The following outline highlights some of the course’s key learning points. As part of your training program, we will modify content as needed to meet your business objectives. Upon request, we will provide you with a copy of participant materials prior to the session(s).

Workshop Outline

Prepping for Planting: Know the Resources

Before presenting ideas in writing to others, it’s necessary to think, plan, and amass what you’ll need to make yourself understood. In the initial segment of this workshop, we will dig into the “tool bag” of information writers must have in order to construct grammatically correct sentences. Our discussion will include a review of both the parts of speech and the parts of a sentence. Participants will see samples of other writers’ texts before generating their own sentences to reinforce their understanding of these two broad terms.
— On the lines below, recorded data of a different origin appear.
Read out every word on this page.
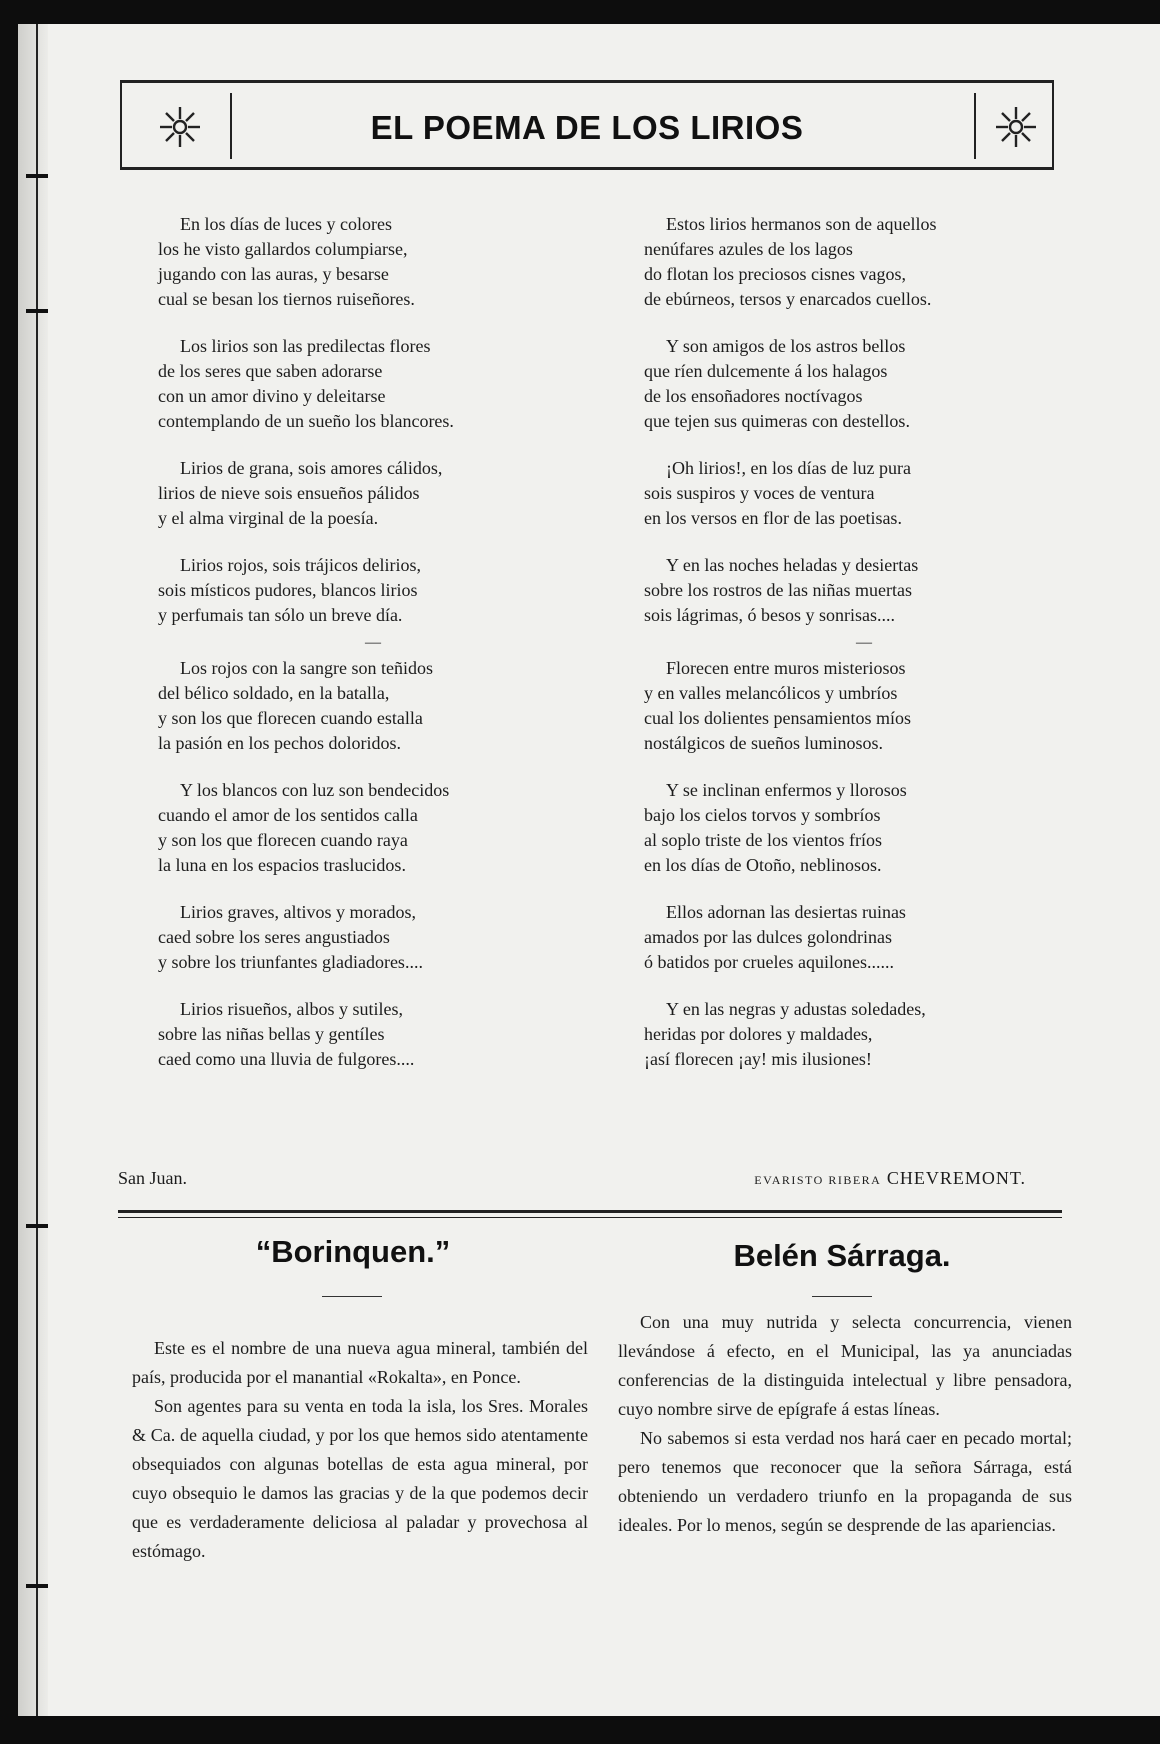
EL POEMA DE LOS LIRIOS
En los días de luces y colores
los he visto gallardos columpiarse,
jugando con las auras, y besarse
cual se besan los tiernos ruiseñores.
Los lirios son las predilectas flores
de los seres que saben adorarse
con un amor divino y deleitarse
contemplando de un sueño los blancores.
Lirios de grana, sois amores cálidos,
lirios de nieve sois ensueños pálidos
y el alma virginal de la poesía.
Lirios rojos, sois trájicos delirios,
sois místicos pudores, blancos lirios
y perfumais tan sólo un breve día.
—
Los rojos con la sangre son teñidos
del bélico soldado, en la batalla,
y son los que florecen cuando estalla
la pasión en los pechos doloridos.
Y los blancos con luz son bendecidos
cuando el amor de los sentidos calla
y son los que florecen cuando raya
la luna en los espacios traslucidos.
Lirios graves, altivos y morados,
caed sobre los seres angustiados
y sobre los triunfantes gladiadores....
Lirios risueños, albos y sutiles,
sobre las niñas bellas y gentíles
caed como una lluvia de fulgores....
Estos lirios hermanos son de aquellos
nenúfares azules de los lagos
do flotan los preciosos cisnes vagos,
de ebúrneos, tersos y enarcados cuellos.
Y son amigos de los astros bellos
que ríen dulcemente á los halagos
de los ensoñadores noctívagos
que tejen sus quimeras con destellos.
¡Oh lirios!, en los días de luz pura
sois suspiros y voces de ventura
en los versos en flor de las poetisas.
Y en las noches heladas y desiertas
sobre los rostros de las niñas muertas
sois lágrimas, ó besos y sonrisas....
—
Florecen entre muros misteriosos
y en valles melancólicos y umbríos
cual los dolientes pensamientos míos
nostálgicos de sueños luminosos.
Y se inclinan enfermos y llorosos
bajo los cielos torvos y sombríos
al soplo triste de los vientos fríos
en los días de Otoño, neblinosos.
Ellos adornan las desiertas ruinas
amados por las dulces golondrinas
ó batidos por crueles aquilones......
Y en las negras y adustas soledades,
heridas por dolores y maldades,
¡así florecen ¡ay! mis ilusiones!
San Juan.	EVARISTO RIBERA CHEVREMONT.
“Borinquen.”

Este es el nombre de una nueva agua mineral, también del país, producida por el manantial «Rokalta», en Ponce.

Son agentes para su venta en toda la isla, los Sres. Morales & Ca. de aquella ciudad, y por los que hemos sido atentamente obsequiados con algunas botellas de esta agua mineral, por cuyo obsequio le damos las gracias y de la que podemos decir que es verdaderamente deliciosa al paladar y provechosa al estómago.

Belén Sárraga.

Con una muy nutrida y selecta concurrencia, vienen llevándose á efecto, en el Municipal, las ya anunciadas conferencias de la distinguida intelectual y libre pensadora, cuyo nombre sirve de epígrafe á estas líneas.

No sabemos si esta verdad nos hará caer en pecado mortal; pero tenemos que reconocer que la señora Sárraga, está obteniendo un verdadero triunfo en la propaganda de sus ideales. Por lo menos, según se desprende de las apariencias.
Assemble the Necessary Tools: Consider What’s Best for Each Task

Following the discussion of how words function by themselves and when combined with others to form sentences, we will examine four kinds of grammatically correct sentences that crop up in writing (simple, compound, complex, and compound-complex). Some are rows of words that yield one single thought. Others begin on one path and suddenly direct the reader toward a mixed bed of ideas. Participants will learn the benefit of knowing how to write each type of sentence and how to correctly incorporate phrases and clauses in those sentences for the purpose of maintaining their readers’ interest.

Plant with a Purpose: Know the Effect You Want to Create

Beyond knowing sentence structure options, participants must also understand the connection between what words mean and how their placement and punctuation in a sentence can be multi-functional. Depending in part on how a sentence ends, writers indicate whether they are making a statement, asking a question, giving an order, or expressing intense emotion.

Get Rid of Those Weeds: Stop Common Grammar Problems Before They Multiply

With an understanding of what should be done to construct grammatically correct sentences, participants will examine some of the most frequent mistakes writers make. We will consider such problems as sentence fragments and run-ons, misplaced modifiers, and a lack of parallel structure for the purpose of knowing what these are and how to avoid them.

Stake Your Ideas: Use Punctuation for Support

In addition to knowing how combined words serve to convey a writer’s thoughts, it’s also necessary for participants to understand the importance of punctuation marks. Without them, readers can’t “hear” the writer’s voice or know whether to take a breath or stop reading completely. When used accurately, punctuation marks clarify the writer’s intent.

Harvest the Rewards: Proofreading Tips for High-Yield Benefits

The final segment of this program will be spent on identifying and knowing how to correct the most common English usage mistakes writers make. Such errors are frequently caught when writers take the time to distance themselves from what they have written before they proofread.

At the end of this active session, participants should have a better understanding of the rules of grammar and how they apply to the field of writing.